Last week the European Commission took the first step towards European Court proceedings against Hungary, over the country’s controversial new constitution, which took effect at the start of the year.
Here’s the Commission’s press release. It summarises the legal grounds on which the Commission has issued its letter of formal notice:
Under new Hungarian legislation, also 274 judges (including judges at the Supreme Court) are being compulsorily retired in contradiction to EU rules. The government also receives powers over the data protection authority that contradict the EU Treaties, which require the independence of national data protection authorities (Articles 16 of the Treaty on the Functioning of the European Union/TFEU, Article 8(3) of the Charter of Fundamental Rights) and the independence of the national central bank (Articles 130 and 127 TFEU, Article 14 of the Statute of the European System of Central Banks and of the European Central Bank). Hungary’s central bank is part of the European System of Central Banks (ESCB) and the Hungarian Central Bank Governor has a seat in the General Council of the European Central Bank, which is the ECB’s third decision-making body.

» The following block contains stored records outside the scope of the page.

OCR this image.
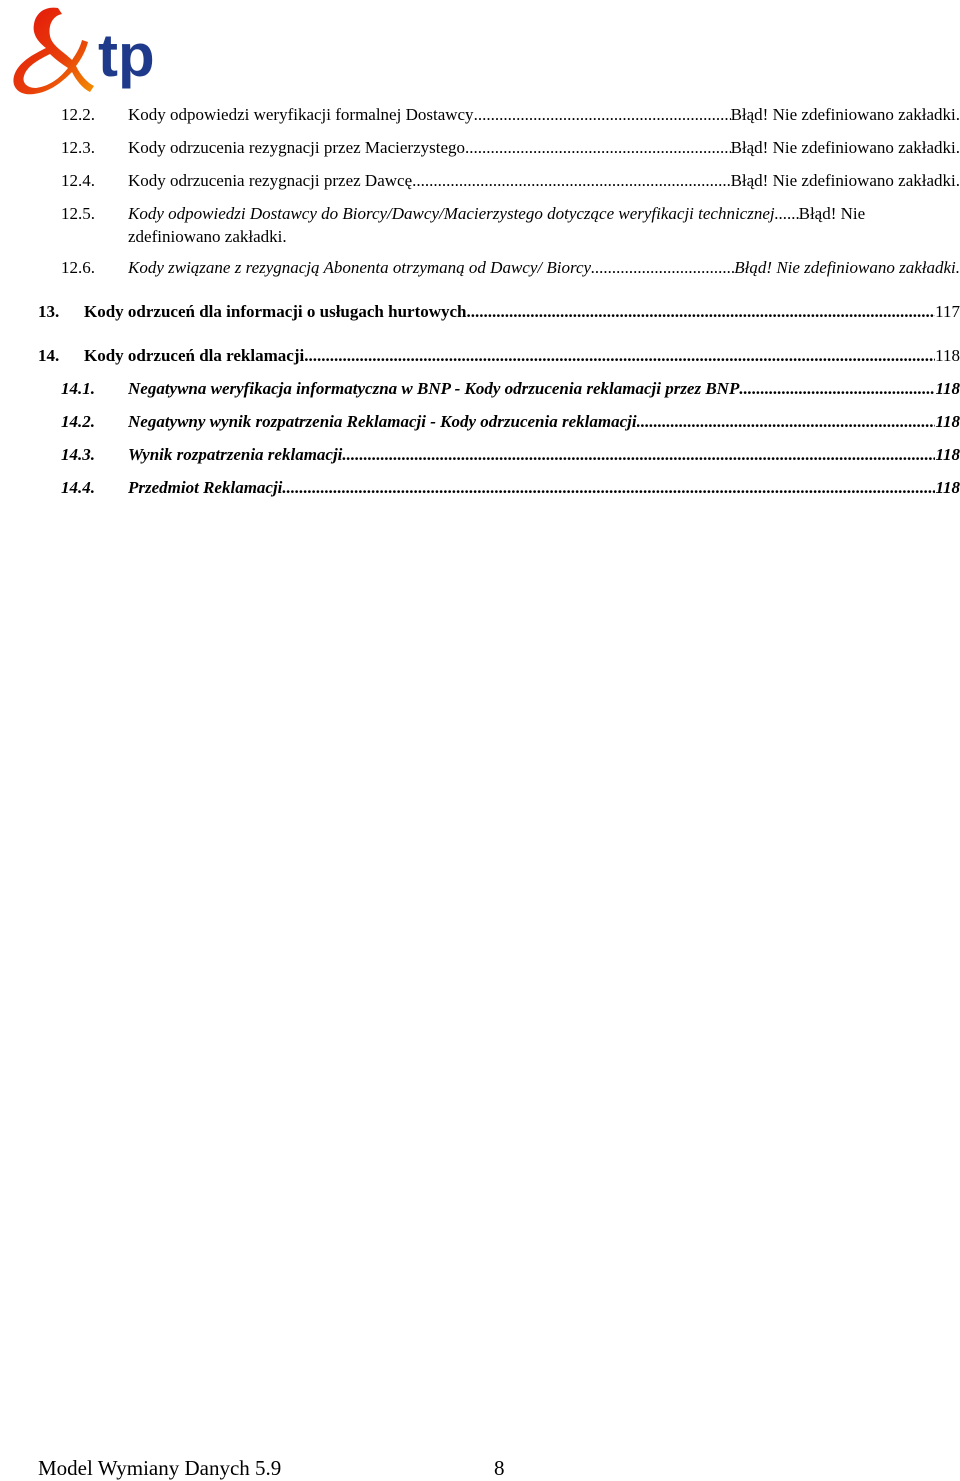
tp
12.2. Kody odpowiedzi weryfikacji formalnej Dostawcy .....	Błąd! Nie zdefiniowano zakładki.
12.3. Kody odrzucenia rezygnacji przez Macierzystego .....	Błąd! Nie zdefiniowano zakładki.
12.4. Kody odrzucenia rezygnacji przez Dawcę .....	Błąd! Nie zdefiniowano zakładki.
12.5. Kody odpowiedzi Dostawcy do Biorcy/Dawcy/Macierzystego dotyczące weryfikacji technicznej ..... Błąd! Nie
zdefiniowano zakładki.
12.6. Kody związane z rezygnacją Abonenta otrzymaną od Dawcy/ Biorcy .....	Błąd! Nie zdefiniowano zakładki.
13. Kody odrzuceń dla informacji o usługach hurtowych .....	117
14. Kody odrzuceń dla reklamacji .....	118
14.1. Negatywna weryfikacja informatyczna w BNP - Kody odrzucenia reklamacji przez BNP .....	118
14.2. Negatywny wynik rozpatrzenia Reklamacji - Kody odrzucenia reklamacji .....	118
14.3. Wynik rozpatrzenia reklamacji .....	118
14.4. Przedmiot Reklamacji .....	118
Model Wymiany Danych 5.9	8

As I say, this is only the first formal step towards infraction proceedings in the European Court of Justice: litigation hasn’t actually been commenced yet. Hungary now has a month in which to respond to the Commission in private correspondence, after which the Commission, if not satisfied with Hungary’s arguments and proposals, will deliver what’s called a “reasoned opinion” under article 258 of the Treaty on the Functioning of the European Union. That’s equivalent to a letter before action, and if Hungary doesn’t then cave in to the Commission’s demands (probably within a further month), the court proceedings will actually begin.
So in reality, we’re in a period of intense negotiation. Last week the Hungarian prime minister Viktor Orban defended his policies in the European Parliament; today he meets Commission President Jose-Manuel Barroso to discuss the differences between them.
Some might criticise the response of the EU and its leaders as being too soft, as compared with its policy of swift sanctions against Austria when the controversial right-wing Freedom Party entered its government in 2000. That though, was an unsuccessful and counter-productive policy, which many even left-wing Austrians thought was over the top (I visited Austria twice that year as I recall), and from which the EU backed down fairly quickly.
This more targeted approach of challenging concrete and specific breaches of EU law as they arise seems to me to have much greater potential to produce results, and to appear legitimate to Hungarians.